Precision in Gene Regulation

Current work on this topic focuses on investigating both precise sensing schemes and information-theoretic inference schemes. In this context, we are interested in optimal network architectures or optimal decision pathways, also more abstractly. On the biological side, we are interested in different enhancer architectures, as well as comparing these architectures with models. 

The expression of genes needs to be regulated precisely, especially when these genes encode proteins that are important for an organisms to develop in a healthy way. However, genes are regulated by transcription factors or other proteins which are frequently expressed in reasonably low numbers; for the fly morphogen Bicoid, these numbers range between 10000 molecules per cell in the anterior to of order 10 molecules at the posterior side of the fly embryo.

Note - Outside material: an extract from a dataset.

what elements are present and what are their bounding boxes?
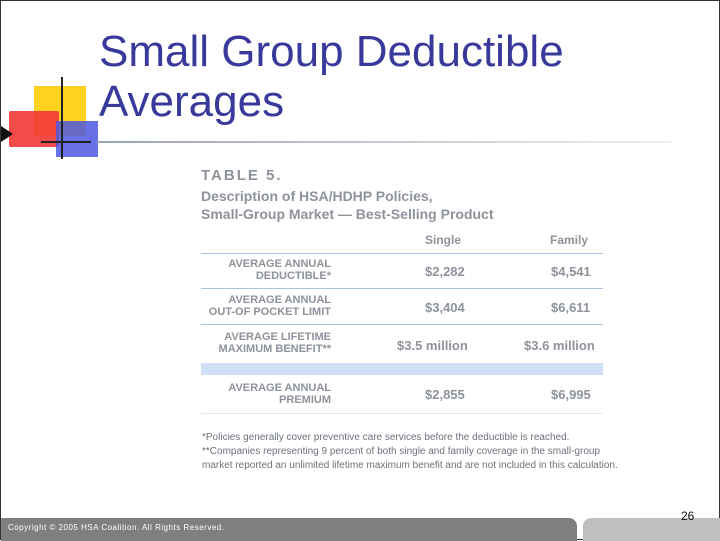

In addition, these molecules may interact with each other while traveling to the region on the genome where they can regulate a specific gene; recently, this clustering of molecules has been investigated given the increasing interest in liquid-liquid phase separation. These complexities suggest that molecular signals can be noisy, and that organisms need to have found a way to nevertheless respond to the signals precisely. Advances in high-resolution, single molecule experiments, also regarding the spatial patterns of gene expression or spatial clustering of certain proteins, or in the specific manipulation of genomic regions in both in-vivo and synthetic system make it possible to address this conundrum now: theory towards understanding regulatory precision can now be based on experimental data. Elucidating the regulatory logic and kinetic or thermodynamic tricks that contribute to regulatory precision is one of the main goals of this group.